Jan Kostohryz
The work of Czech artist Jan Kostohryz (1993) intertwines contemporary figuration with the civil poetry of everyday life and a subtle sense of grotesque. In his practice, insects play a central yet often barely noticeable role – a fly in a cup, a spider in the bathroom, or fruit flies in the kitchen. These minute motifs, which often reveal themselves to the viewer only through the title of the work, fundamentally shift the way the image is read. Kostohryz uses these micro-encounters as catalysts for tension between a person and their personal space, between the intimacy of a scene and its delicate disruption, between fascination and unease.

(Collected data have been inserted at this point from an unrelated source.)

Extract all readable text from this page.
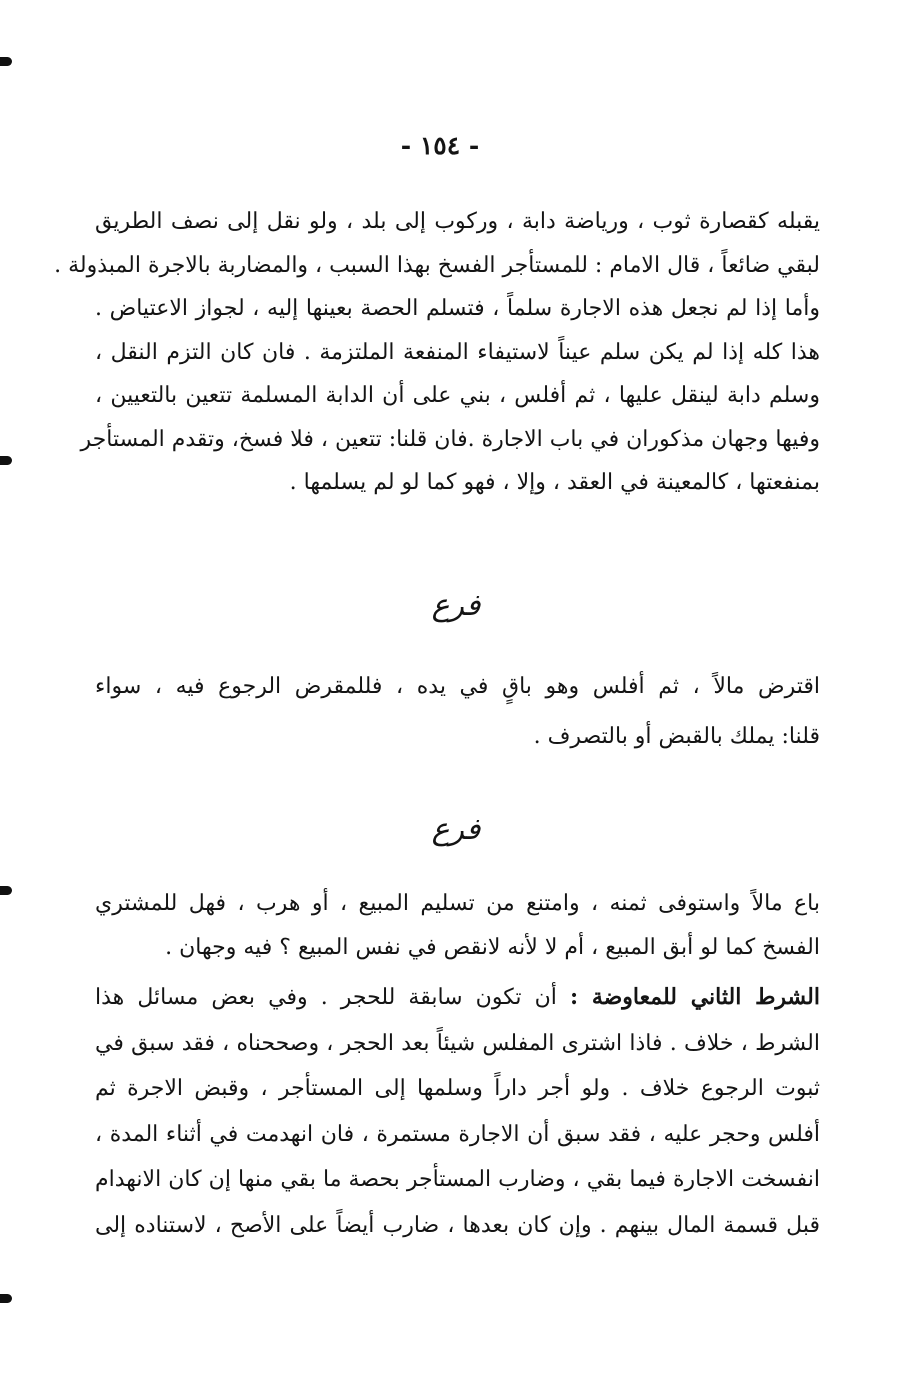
- ١٥٤ -
يقبله كقصارة ثوب ، ورياضة دابة ، وركوب إلى بلد ، ولو نقل إلى نصف الطريق
لبقي ضائعاً ، قال الامام : للمستأجر الفسخ بهذا السبب ، والمضاربة بالاجرة المبذولة .
وأما إذا لم نجعل هذه الاجارة سلماً ، فتسلم الحصة بعينها إليه ، لجواز الاعتياض .
هذا كله إذا لم يكن سلم عيناً لاستيفاء المنفعة الملتزمة . فان كان التزم النقل ،
وسلم دابة لينقل عليها ، ثم أفلس ، بني على أن الدابة المسلمة تتعين بالتعيين ،
وفيها وجهان مذكوران في باب الاجارة .فان قلنا: تتعين ، فلا فسخ، وتقدم المستأجر
بمنفعتها ، كالمعينة في العقد ، وإلا ، فهو كما لو لم يسلمها .
فرع
اقترض مالاً ، ثم أفلس وهو باقٍ في يده ، فللمقرض الرجوع فيه ، سواء
قلنا: يملك بالقبض أو بالتصرف .
فرع
باع مالاً واستوفى ثمنه ، وامتنع من تسليم المبيع ، أو هرب ، فهل للمشتري
الفسخ كما لو أبق المبيع ، أم لا لأنه لانقص في نفس المبيع ؟ فيه وجهان .
الشرط الثاني للمعاوضة : أن تكون سابقة للحجر . وفي بعض مسائل هذا
الشرط ، خلاف . فاذا اشترى المفلس شيئاً بعد الحجر ، وصححناه ، فقد سبق في
ثبوت الرجوع خلاف . ولو أجر داراً وسلمها إلى المستأجر ، وقبض الاجرة ثم
أفلس وحجر عليه ، فقد سبق أن الاجارة مستمرة ، فان انهدمت في أثناء المدة ،
انفسخت الاجارة فيما بقي ، وضارب المستأجر بحصة ما بقي منها إن كان الانهدام
قبل قسمة المال بينهم . وإن كان بعدها ، ضارب أيضاً على الأصح ، لاستناده إلى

In his figurative plaster reliefs, the artist “preserves” fleeting moments in the form of static casts, while his paintings, with painterly exaggeration, capture potential scenarios of confrontation between humans and the most overlooked members of the animal kingdom. His use of a civil visual language and the familiarity of everyday situations forms an archetype of the young person – a representative of the millennial generation, characterized by the search for balance between work and personal life, as well as the paralysis induced by an excess of possibilities. Kostohryz’s works thus offer a sensitive, sincere, and at times ironic insight into how the young generation experiences contemporaneity.
Jan Kostohryz is a graduate of the Academy of Fine Arts in Prague, where he studied painting, figurative sculpture, and printmaking. In 2018, he received the Kunstpreis der Leinemann-Stiftung for his diploma thesis. His works have been presented in solo and group exhibitions in the Czech Republic and abroad, including at the House of the Lords of Kunštát in Brno and the Czech Centre in Berlin.